Снаружи стояли ряды выкрашенных в белый цвет грузовиков и броневиков ООН. Это была крупная военная база, а также там находился гражданский аэропорт. Я был более чем уверен, что скоро мы начнем кому-нибудь мешать.
Подошел оператор из съемочной группы новостей Reuters. Они терлись в углу крошечной зоны прибытия.
– Я босниец. То, что сказал полковник, – фигня. Мы можем доставить вас в город, – сказал он.
Свойственная этому месту напряженная обстановка заставила нас начать выяснять подробности. «Продолжай».
– Там есть тоннель. Тайный проход. Мы можем вас провести. Так мы доставляем припасы в город.
– Хорошо, – сказал я, медленно скрипя шестеренками в голове. – Как мы это сделаем?
– Я друг президента Изетбеговича. Я позвоню ему и получу разрешение, – с гордостью сказал он.
Он принялся шарить по карманам в поисках мелочи, а затем сгорбился в крошечной телефонной будке и с кем-то оживленно болтал пару минут. Наконец он положил трубку.
– Ну как? Что он сказал?
– Его сейчас нет на месте. Он занят.
Я посмотрел на нашу небольшую гору аппаратуры, на озабоченные лица музыкантов и на испуганного журналиста Роланда Хайэмса, который думал, что это будет похоже на фестиваль «Гластонберри», только без охлажденного «Шабли» и палаток.
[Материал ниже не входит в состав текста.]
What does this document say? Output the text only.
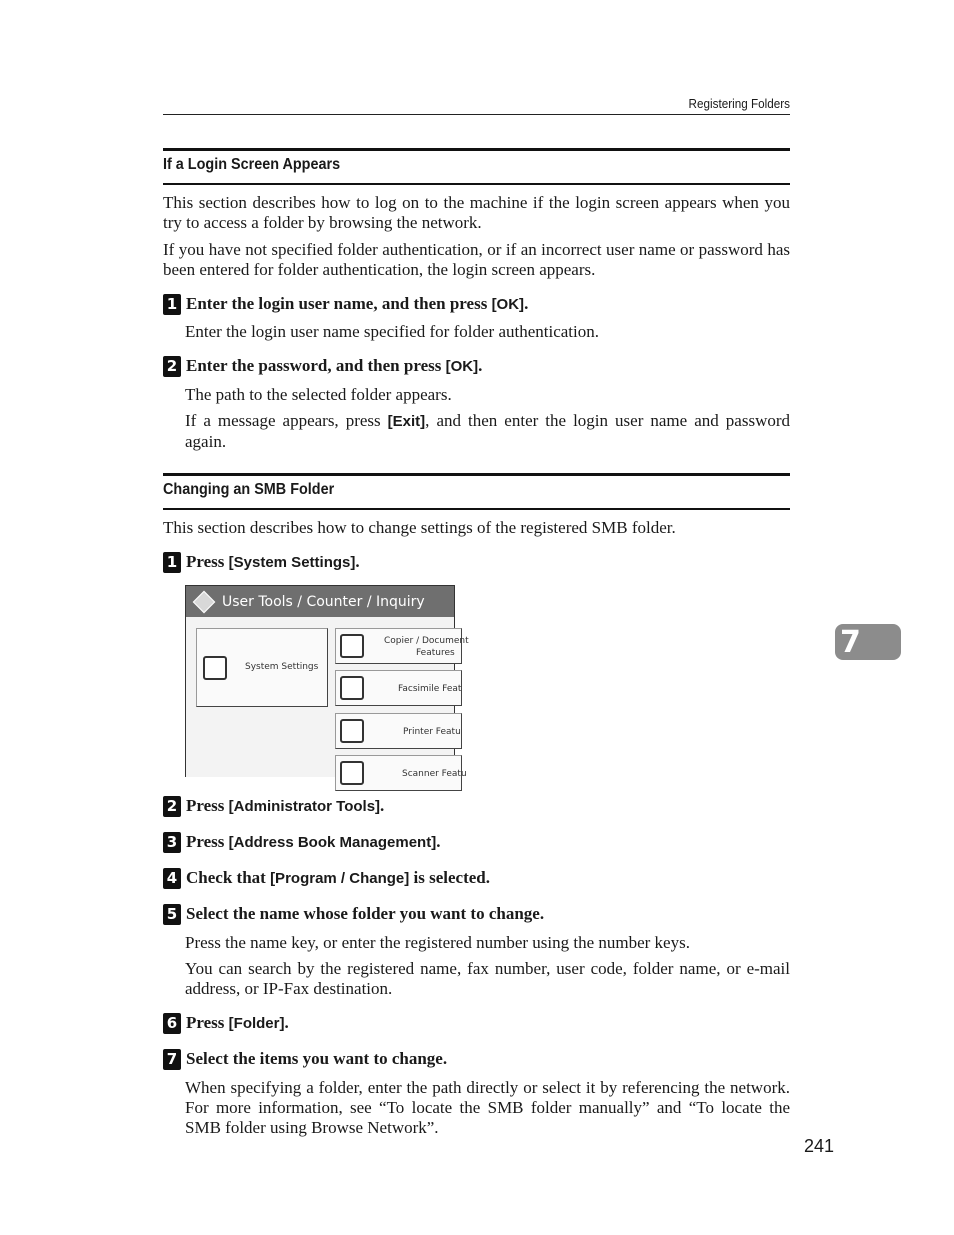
Registering Folders
If a Login Screen Appears
This section describes how to log on to the machine if the login screen appears when you try to access a folder by browsing the network.
If you have not specified folder authentication, or if an incorrect user name or password has been entered for folder authentication, the login screen appears.
1 Enter the login user name, and then press [OK].
Enter the login user name specified for folder authentication.
2 Enter the password, and then press [OK].
The path to the selected folder appears.
If a message appears, press [Exit], and then enter the login user name and password again.
Changing an SMB Folder
This section describes how to change settings of the registered SMB folder.
1 Press [System Settings].
User Tools / Counter / Inquiry
System Settings
Copier / Document
Features
Facsimile Feat
Printer Featu
Scanner Featu
2 Press [Administrator Tools].
3 Press [Address Book Management].
4 Check that [Program / Change] is selected.
5 Select the name whose folder you want to change.
Press the name key, or enter the registered number using the number keys.
You can search by the registered name, fax number, user code, folder name, or e-mail address, or IP-Fax destination.
6 Press [Folder].
7 Select the items you want to change.
When specifying a folder, enter the path directly or select it by referencing the network. For more information, see “To locate the SMB folder manually” and “To locate the SMB folder using Browse Network”.
7
241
– Мы можем попасть в Сараево – возможно, – сказал я. – Там есть тоннель. Если мы полетим обратно, то уже никогда не попадем в этот город. Если останемся – то сможем туда добраться. В худшем случае мы зависнем там на неделю, будем пить дешевое пиво и найдем какое-нибудь место, чтобы выступить.
На самом деле худшим случаем было бы быть разнесенным в клочья сербской миной или зенитным снарядом, либо получить снайперскую пулю в голову. Я поставил вопрос на голосование, пообещав, что если кто-то один не пойдет, то никто не пойдет, так что никто не станет думать о нем хуже. Я имел в виду это.
Все проголосовали за, даже те, кто выглядел очевидно напуганным. Они признались, что боятся, но все равно проголосовали за то, чтобы пойти. Я взял посадочные талоны и вернул их полковнику Грину.